Why Tokenized Money Funds Matter Now
The timing of this launch is no coincidence. In 2024–2025, tokenization has re-emerged as one of the hottest narratives in crypto. BlackRock CEO Larry Fink previously called tokenization “the next evolution in markets,” and firms like Franklin Templeton and WisdomTree have already issued their own tokenized Treasuries.
However, the entrance of Goldman Sachs and BNY Mellon, two titans of Wall Street, brings a new level of credibility and operational robustness. According to the BNY press release, the pilot aims to test interoperability between custodians, improve back-office reconciliation, and lay the foundation for real-time fund settlement.
The funds themselves are not open to retail investors, but the structure opens the door to broader institutional adoption of blockchain-based financial infrastructure.
Growing Momentum for On-Chain Finance
The tokenized money movement is gaining rapid traction. Over $1.5 billion worth of real-world assets (RWAs) are already deployed across Ethereum and other blockchains, with institutional players increasingly viewing the space as a credible alternative to legacy rails.

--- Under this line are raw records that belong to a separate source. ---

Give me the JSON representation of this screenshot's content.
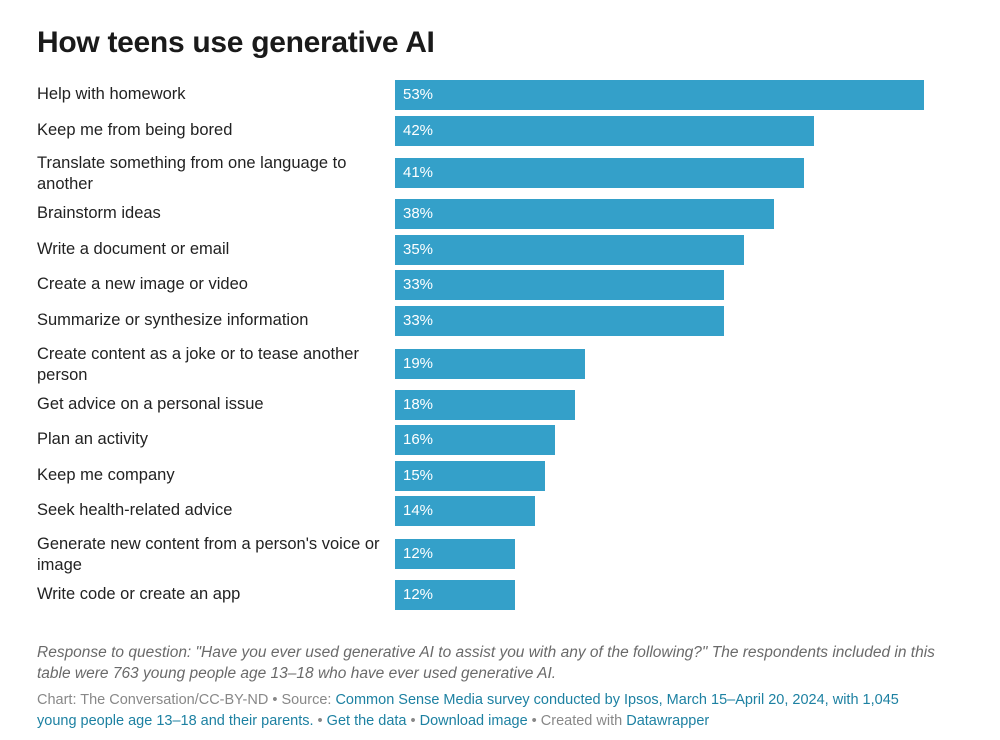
{
  "title": "How teens use generative AI",
  "chart_data": {
    "type": "bar",
    "orientation": "horizontal",
    "categories": [
      "Help with homework",
      "Keep me from being bored",
      "Translate something from one language to another",
      "Brainstorm ideas",
      "Write a document or email",
      "Create a new image or video",
      "Summarize or synthesize information",
      "Create content as a joke or to tease another person",
      "Get advice on a personal issue",
      "Plan an activity",
      "Keep me company",
      "Seek health-related advice",
      "Generate new content from a person's voice or image",
      "Write code or create an app"
    ],
    "values": [
      53,
      42,
      41,
      38,
      35,
      33,
      33,
      19,
      18,
      16,
      15,
      14,
      12,
      12
    ],
    "value_labels": [
      "53%",
      "42%",
      "41%",
      "38%",
      "35%",
      "33%",
      "33%",
      "19%",
      "18%",
      "16%",
      "15%",
      "14%",
      "12%",
      "12%"
    ],
    "unit": "%",
    "xlim": [
      0,
      53
    ],
    "bar_color": "#34a0c9",
    "grid": false,
    "legend": "none"
  },
  "note": "Response to question: \"Have you ever used generative AI to assist you with any of the following?\" The respondents included in this table were 763 young people age 13–18 who have ever used generative AI.",
  "footer": {
    "credit": "Chart: The Conversation/CC-BY-ND",
    "sep": " • ",
    "source_prefix": "Source: ",
    "source_link": "Common Sense Media survey conducted by Ipsos, March 15–April 20, 2024, with 1,045 young people age 13–18 and their parents.",
    "get_data": "Get the data",
    "download": "Download image",
    "created_prefix": "Created with ",
    "created_link": "Datawrapper"
  }
}
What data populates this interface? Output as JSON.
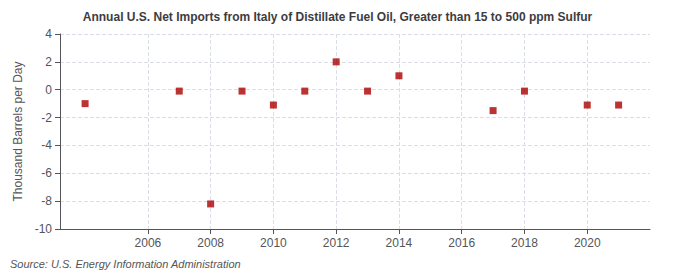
{
  "chart_data": {
    "type": "scatter",
    "title": "Annual U.S. Net Imports from Italy of Distillate Fuel Oil, Greater than 15 to 500 ppm Sulfur",
    "ylabel": "Thousand Barrels per Day",
    "source": "Source: U.S. Energy Information Administration",
    "x": [
      2004,
      2007,
      2008,
      2009,
      2010,
      2011,
      2012,
      2013,
      2014,
      2017,
      2018,
      2020,
      2021
    ],
    "values": [
      -1.0,
      -0.1,
      -8.2,
      -0.1,
      -1.1,
      -0.1,
      2.0,
      -0.1,
      1.0,
      -1.5,
      -0.1,
      -1.1,
      -1.1
    ],
    "color": "#aa0000",
    "marker": "square",
    "xlim": [
      2003.2,
      2022.0
    ],
    "ylim": [
      -10,
      4
    ],
    "xticks": [
      2006,
      2008,
      2010,
      2012,
      2014,
      2016,
      2018,
      2020
    ],
    "yticks": [
      -10,
      -8,
      -6,
      -4,
      -2,
      0,
      2,
      4
    ],
    "grid": true
  }
}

Earlier this year, JPMorgan issued its first tokenized collateral through its Onyx blockchain, while asset manager Securitize facilitated on-chain bonds for multiple U.S. firms. Goldman Sachs’ entry now adds another layer of legitimacy, especially as the firm has previously launched tokenized bonds in partnership with the European Investment Bank.
This pilot also aligns with the emerging global interest in programmable money, particularly among governments exploring central bank digital currencies (CBDCs) and stablecoin regulations. Tokenized money market funds serve as a bridge between today’s regulated finance and tomorrow’s decentralized platforms—offering both compliance and composability.
Final Thoughts: Is Tokenized Money the Future of Asset Management?
The joint effort by Goldman Sachs and BNY Mellon underscores a growing belief that tokenized money will play a pivotal role in the future of capital markets. By bringing short-term yield-bearing instruments onto blockchains, institutions unlock a new era of efficiency, transparency, and interoperability.
For now, access remains limited to large clients and funds, but the infrastructure is being built with scalability in mind. As token standards mature and regulatory frameworks become clearer, tokenized money products could rapidly expand into broader segments—including wealth management and corporate treasuries.In short, what we’re seeing isn’t just a new product launch—it’s a strategic shift in how money moves. The future of finance may no longer be just digital—it may be fully on-chain.